In an email comment sent to the Independent Thursday night, Yale University spokesperson Karen Peart wrote: “Yale supports a free and robust debate over graduate student unionization among those who may be affected by it, including the graduate students who would make up its ranks as well as faculty and other students. Yale also supports the rights of employees to form unions. The university has worked closely with Locals 34 and 35 to reach favorable contracts, and over the years, we have built productive relationships with our union partners.” She also passed along this link to a frequently asked questions webpage on Yale’s site about graduate student organizing. (Click here to read an “annotated” version of that FAQ put together by the grad union.)
After the rain-soaked march from Salovey’s house on Hillhouse to the mobile stage at Grove, several hundred Local 33 backers stuck around to listen to a dozen speakers — from fellow Yale grads to local labor leaders and politicians — speak out in support of the grad union cause.
But not before the group engaged in a bit of dancing to speaker-blasted tunes like DJ Khaled’s “All I Do Is Win,” along with plenty more sing-song cheering.
“What do want?” “Neutrality!” “When do we want it?” “Now!” one chant went.
And another: “What’s disgusting?” “Union busting!” “What’s disgusting?” “Union busting!”
“Guess what? We know how to beat Yale!” Local 34 and Newhallville Democratic Co-Chair Barbara Vereen told the cheering crowd before her. “We’re going to organize with Local 33 and we will work. Grad workers are workers!”
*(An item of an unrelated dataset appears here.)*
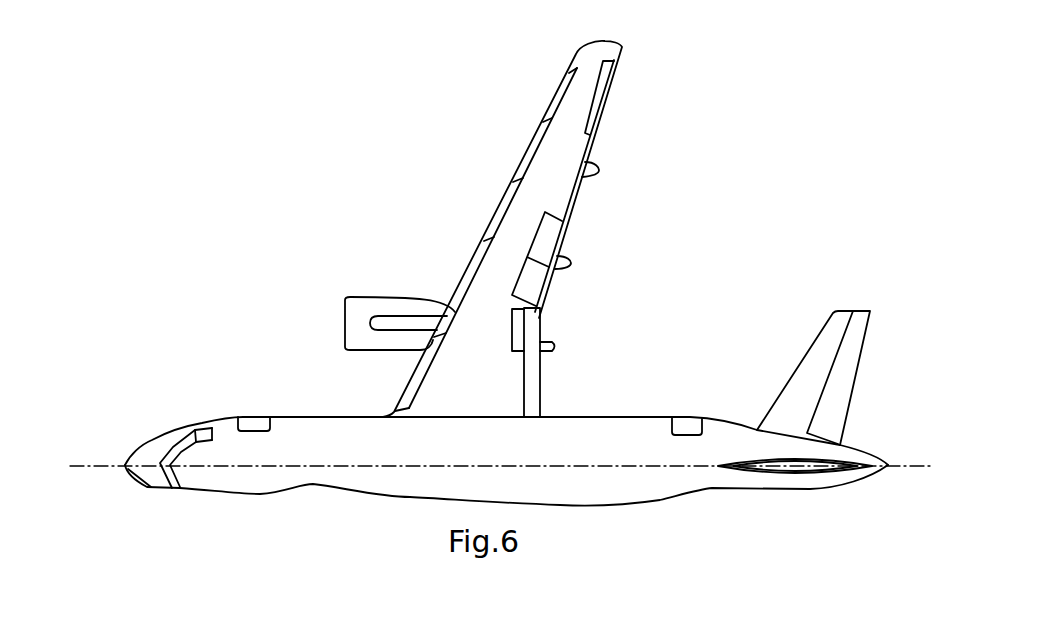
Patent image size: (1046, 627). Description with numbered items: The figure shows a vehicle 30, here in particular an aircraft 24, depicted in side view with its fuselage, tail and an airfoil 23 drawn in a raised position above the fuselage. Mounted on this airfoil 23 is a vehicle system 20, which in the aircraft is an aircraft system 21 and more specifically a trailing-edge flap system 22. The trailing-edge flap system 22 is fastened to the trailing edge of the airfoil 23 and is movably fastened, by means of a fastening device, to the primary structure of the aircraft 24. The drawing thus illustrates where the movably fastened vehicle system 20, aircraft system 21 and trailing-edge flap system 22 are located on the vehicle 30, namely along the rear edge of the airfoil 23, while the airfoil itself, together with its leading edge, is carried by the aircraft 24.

Local 33 organizer and third-year immunobiology PhD researcher Sasha Tabachnikova told the crowd about her research into how the immune system responds to viral infections and vaccinations, and about how her work at Yale so far has already contributed to four different published studies.
“I believe our work is absolutely essential to expanding the field of immunobiology as well as understanding the global pandemic and its long-lasting effects,” she said. “It also helps solidify Yale’s reputation as a leader in these fields.” While others doing similar work to her and her fellow grad researchers have “financial security, comprehensive benefits, and medical coverage I can only dream of,” Tabachnikova said, “I’m living paycheck to paycheck and I’m constantly stressed that I might not be able to pay rent or the exorbitant fees for our dental insurance.”
She, like every speaker on Thursday, called on Yale to “recognize the ways in which a union will benefit its grad workers and let us decide for ourselves how we want to advocate for our needs.”
During his time at the mic, Local 35 President Bob Proto pointed in the direction of Hillhouse Avenue and said to Yale’s administration: “You cannot have a partnership anymore” with Local 35 without recognizing Local 33. “We are joined at the hip with Local 33,” he said.
He then turned to the grad union members and supporters before him, and offered them a new call and response chant.
“When I say, ‘Get it!’ You say, ‘In writing!’ Get it!”
“In writing!” the crowd called back.
“Get it!”
“In writing!”
Local 35 Chief Steward and Board of Alders President Tyisha Walker-Myers closed out the night’s rally by encouraging Local 33 to continue its long-fought push for a union.
“Anything worth having is worth fighting for,” she said. “We will not allow Yale to divide our campus.”